Коридоры сменялись галереями, галереи коридорами, и по всем даже самым смелым подсчётам ересиарха, пора бы уже вернуться к келье, разве что рытник вёл через весь Храм.
За одним из поворотов Азарь и таинственный приятель Гааталии столкнулись с Элестаром. В ответ на ошалевший взгляд голоса Синода Азарь нагло улыбнулся и, сложив руки на груди, прислонился плечом к стене. Но потом случилось то, чего ересиарх уж никак не мог ожидать – рытник отвесил преподобному звонкую оплеуху и скрутил, как последнего разбойника.

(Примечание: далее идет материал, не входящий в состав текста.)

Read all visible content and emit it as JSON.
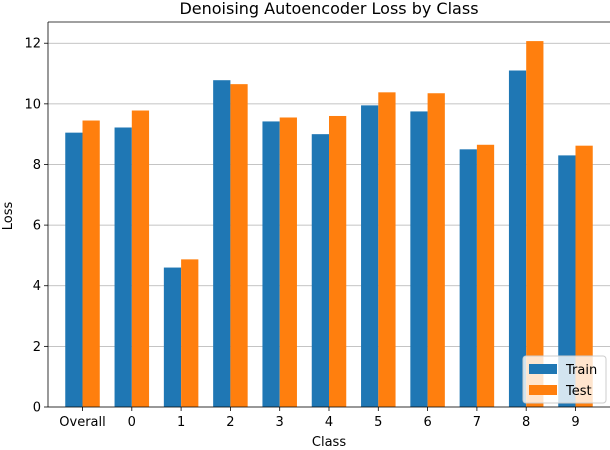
{
  "chart_data": {
    "type": "bar",
    "title": "Denoising Autoencoder Loss by Class",
    "xlabel": "Class",
    "ylabel": "Loss",
    "categories": [
      "Overall",
      "0",
      "1",
      "2",
      "3",
      "4",
      "5",
      "6",
      "7",
      "8",
      "9"
    ],
    "series": [
      {
        "name": "Train",
        "color": "#1f77b4",
        "values": [
          9.05,
          9.22,
          4.6,
          10.78,
          9.42,
          9.0,
          9.95,
          9.75,
          8.5,
          11.1,
          8.3
        ]
      },
      {
        "name": "Test",
        "color": "#ff7f0e",
        "values": [
          9.45,
          9.78,
          4.87,
          10.65,
          9.55,
          9.6,
          10.38,
          10.35,
          8.65,
          12.07,
          8.62
        ]
      }
    ],
    "ylim": [
      0,
      12.7
    ],
    "yticks": [
      0,
      2,
      4,
      6,
      8,
      10,
      12
    ],
    "grid": "horizontal",
    "legend_position": "lower-right"
  }
}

В этот момент, как по заказу, из-за другого угла появилось ещё трое храмовников, которые оторопело уставились на невиданную картину.
Рытник вытянул руку раскрытой ладонью вперёд, и Азарь почувствовал, как его ноги отрываются от каменного пола.
– Зовите рытников, – прорычал таинственный друг Гааталии, – у нас измена!
Потом всё пошло быстро. Точно из-под земли выросло ещё пятеро воинов в остроконечных капюшонах и скрутили Азаря и Элестара. Набежали храмовники всех рангов и сословий. Элестара утащили в одну сторону, Азаря в другую. Не успев оглянуться, ересиарх оказался в своих «покоях».
Как только дверь захлопнулась, Азарь тотчас припал к ней ухом. Тщетно – рытники удалились, не издав и звука. Потом узник бросился к окну и выглянул наружу. На улице суетливо бегали огоньки факелов. Их было немного – не больше десятка.
Потом всё стихло. Азарь долго следил за тем осколком двора Храма, что был ему доступен через окно, но больше ничего не происходило. Поэтому ересиарх задумчиво потёр бороду и лёг на холодный каменный пол.